Antonis Samaras and the New Democracy Party won Sunday’s election in Greece implying that Greeks chose open-ended austerity to stay in the euro. Most analysts would see this as a relief. It is not the end of the crisis in Europe, but it provides clearer direction of where they are going.
At this point, it would be wishful thinking to believe that things are going to get better already. Greeks have accepted to live with economic pain for a number of years more, but as politics go, we do not know how long it will last.
What this vote does, however, is that it buys time for economic adjustment. Staying in the EMU and the Euro in effect places the Greek economy in a fixed exchange rate regime with the rest of its EMU trading partners. An exit would have allowed them to make exchange rate adjustments – i.e. float their currency – in order to achieve some kind of equilibrium with the rest of their trading partners. Staying in the Euro, in effect, will have to see the general level of asset prices adjust given the fixed exchange rates. Since the staying in the Euro leaves Greece with an over valued currency, chances are, asset prices as well as wages in Greece will have to adjust downwards. This should make Greece the cheapest place to buy buy property and live for the entire European Community.
This all sounds good on paper, but this will have very strong political ramifications in the future. First of all, Greece is already seeing outward migration because of the lack of jobs and low wages in the country. I am sure there will some backlash from other European countries because of cross border irritants. Hopefully, however, given that asset prices in Greece will eventually hit bargain basement levels, some production capacity will migrate to the country and raise Greek productivity. All these will eventually emerge but after some time and pain.

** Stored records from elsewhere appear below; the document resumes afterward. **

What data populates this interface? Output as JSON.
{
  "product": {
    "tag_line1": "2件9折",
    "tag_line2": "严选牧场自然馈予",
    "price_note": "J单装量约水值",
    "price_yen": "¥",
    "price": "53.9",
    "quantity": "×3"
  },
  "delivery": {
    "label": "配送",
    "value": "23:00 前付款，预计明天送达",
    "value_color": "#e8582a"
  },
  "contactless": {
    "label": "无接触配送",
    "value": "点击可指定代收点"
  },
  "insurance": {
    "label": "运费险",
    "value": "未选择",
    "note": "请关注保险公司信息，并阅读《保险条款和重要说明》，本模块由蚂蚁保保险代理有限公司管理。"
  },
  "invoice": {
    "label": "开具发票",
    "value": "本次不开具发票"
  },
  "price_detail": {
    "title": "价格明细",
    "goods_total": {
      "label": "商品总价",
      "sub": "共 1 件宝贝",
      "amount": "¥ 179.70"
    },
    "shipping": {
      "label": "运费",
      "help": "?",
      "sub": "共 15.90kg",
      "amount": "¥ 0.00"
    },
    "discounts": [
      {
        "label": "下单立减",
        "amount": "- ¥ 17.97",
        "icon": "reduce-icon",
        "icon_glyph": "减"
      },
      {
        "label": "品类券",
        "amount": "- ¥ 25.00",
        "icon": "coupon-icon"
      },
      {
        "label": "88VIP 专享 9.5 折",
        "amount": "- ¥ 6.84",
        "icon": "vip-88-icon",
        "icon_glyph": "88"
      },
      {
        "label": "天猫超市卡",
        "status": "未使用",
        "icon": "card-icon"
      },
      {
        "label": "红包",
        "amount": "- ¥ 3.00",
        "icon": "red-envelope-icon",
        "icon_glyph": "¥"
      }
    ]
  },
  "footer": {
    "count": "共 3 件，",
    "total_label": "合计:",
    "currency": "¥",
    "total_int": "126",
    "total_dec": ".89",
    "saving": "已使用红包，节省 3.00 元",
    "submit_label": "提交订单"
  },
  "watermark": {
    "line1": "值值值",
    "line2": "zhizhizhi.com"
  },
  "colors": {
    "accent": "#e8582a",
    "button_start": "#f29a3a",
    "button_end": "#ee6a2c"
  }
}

In the short run, I believe that markets will see a relief rally particularly in Philippine stocks. We saw a lot of battering last week, particularly last Friday, in what appeared to be a preemptive position cutting by a handful of nervous investors. Some of us may even be thinking that we should have bought what the panic seller was dumping. I think it was good that prudence saved the day. Remember, this country is not Greece and Southeast Asia is not Europe. China, as well, is not in dire straits as a number of European economies. I think the present situation will be pulling more capital in this direction especially because productivity in the country is intact, and the prospect of growth is tenable.
I maintain the view that the Philippine capital markets is a very sound place to be. I will also argue that at this point in time, any investor that does not have a significant allocation in Philippine equities is not doing himself or herself a favor. I am not looking into the short run with this view. I think I am running a marathon with this investment idea.